November 21, 2024

So, it not just the US with these problems: The Courier-Mail: Cover-up claim on ‘environment of chaos’ [10aug05].

HOSPITAL emergency departments across Queensland are in meltdown as patients queue on trolleys for beds and staff flee intolerable working conditions.

In a scathing submission to the health inquiry, eight emergency department directors and specialists from major hospitals claim the chronic problems are being deliberately concealed from the public.

The 11-page Australasian College for Emergency Medicine submission accuses Queensland Health and politicians of having "lied to the public with either fabricated figures on the number of beds" or for making claims that there was no intensive care crisis.
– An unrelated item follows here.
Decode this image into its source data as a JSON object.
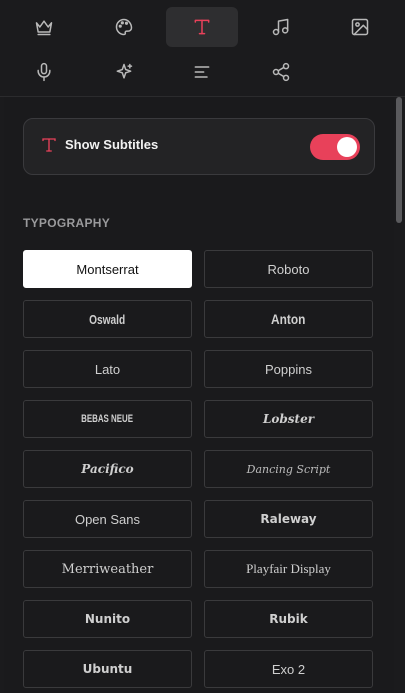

The college tells the health inquiry this is "complete rubbish" and emergency departments have become dumping grounds for the failures of the health system.

A lack of beds and a failure to attract staff to emergency departments fuelled the crisis in emergency departments, the college writes.

And patients were not being treated with dignity and respect.

Instead, they were being squeezed into emergency department corridors, examined in public and some were being forced to wait a day, sometimes more, on a trolley for an available inpatient bed.

"It is an environment of chaos, pressure and the ever-occurring requirement to cut corners using only your experience in a resource-poor environment," the college submission said.

I still don’t understand why it’s acceptable to put any patient in a hallway, when there are literally hundreds of offices in the hospital that could be put to that use.  Perhaps if the administration had to work in the hallway ED expansion and efficiency would be a higher priority.

3 thoughts on “Cover-up claim on ‘environment of chaos’

  1. Heh. Good idea about the offices. I’d like to be a fly on the wall when that happens. Could be mighty entertaining.

  2. Those offices are empty for 12-16 hours every day. Seems to me that’s when the ER is most likely to be overflowing, too. I think you could get someone’s attention if you just wired them for monitors and put in the oxygen and suction outlets. You might not have to actually put patients in those carpeted spaces.

    OTOH, if you did, I’m sure that the chairs in those offices would be much more comfy than the wheelchair I got parked in at the ER nurse’s station last time I was there.